The four steps to safe computing
23rd September 2003 (The Star)

PUTRAJAYA: The National ICT Security Emergency Response Centre's (Niser) panel of experts has identified four critical measures that need to be taken to combat cyber threats.

These are: Formalising threat levels to reflect urgency; creating policies to address security issues; effective coordination amongst Internet service providers (ISPs); and quick public information, Niser (www.niser.org.my) said in a statement.

The recent spate of cyber attacks that brought down the computer systems of several organisations in Malaysia had "seriously affected Malaysians nationwide and cost the country a high price just to remove them," said Dr Mohamed Awang-Lah, chairman of Niser's Panel of Experts (PoE), which recently had a meeting to discuss the attacks.

"These incidents have taught us a valuable and expensive lesson," he said.

Mohamed, also the chief executive of Internet service provider Jaring, recommended that "threat levels" be formalised to indicate the level of urgency of attacks.

This was a good way to inform users and organisations of the current situation, how dangerous it is, and the level of urgency that is required from everyone.

"Threat 'criticality' can also be conveyed by providing alerts or advisories to the public using a simple, non-technical approach. Such alerts should not only be put in newspapers but also the broadcast media for wider coverage.

"Relevant agencies such as the Malaysian Communication and Multimedia Commission (MCMC) and Niser, together with the mass media, must play a major role in getting this message across," he said.

The PoE concluded that effective policies and mechanisms should be created to address security issues in a proactive manner.

"Management should realise the importance of these issues and to allocate adequate resources such as finances and skilled personnel to ensure that these intentions turn into reality.

"It is also imperative for all organisations to have effective coordination among service providers such as vendors and ISPs, coordinating agencies such as CERTs (Computer Emergency Response Teams) and users.

"No single entity should be made responsible for all risks and attacks on the Net.
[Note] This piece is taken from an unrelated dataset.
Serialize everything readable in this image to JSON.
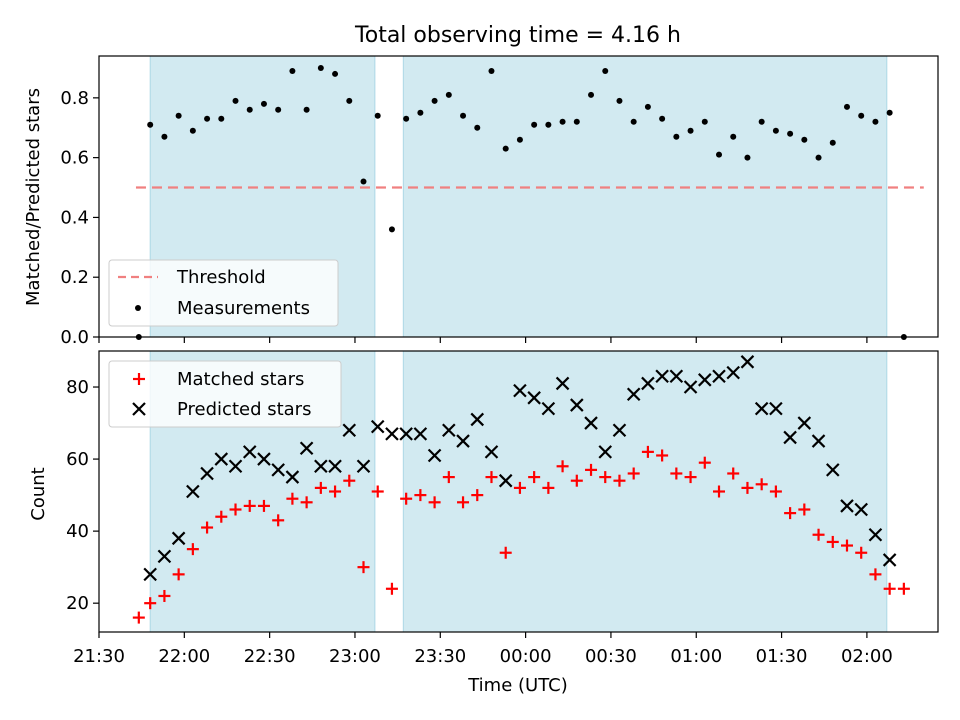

The government and corporations must take ownership of their security systems and ensure that adequate measures are in place," said Mohamed.

There are also several missing factors that could help minimise the impact of cyber attacks.

The first is that most organisations do not have a reliable assessment system to detect and assess the intensity of cyber attacks.

The second factor is the absence of a dedicated incident response team in many organisations, and this subsequently prolongs the spread of worms in infected organisations, Niser said in its statement.

The fear of losing reputation is another factor, which ultimately prohibits most organisations from sharing and reporting security incidents they suffered to trusted local agencies such as the Malaysian Computer Emergency Response Team (MyCERT).

"Many organisations are very scared that their corporate image would be tarnished if they were to report to the local agencies of their predicament. With the lack of a dedicated team to detect and remove the worms in their establishments, it is even more important to inform the right agencies of their problem so that it can be solved immediately," Mohamed said.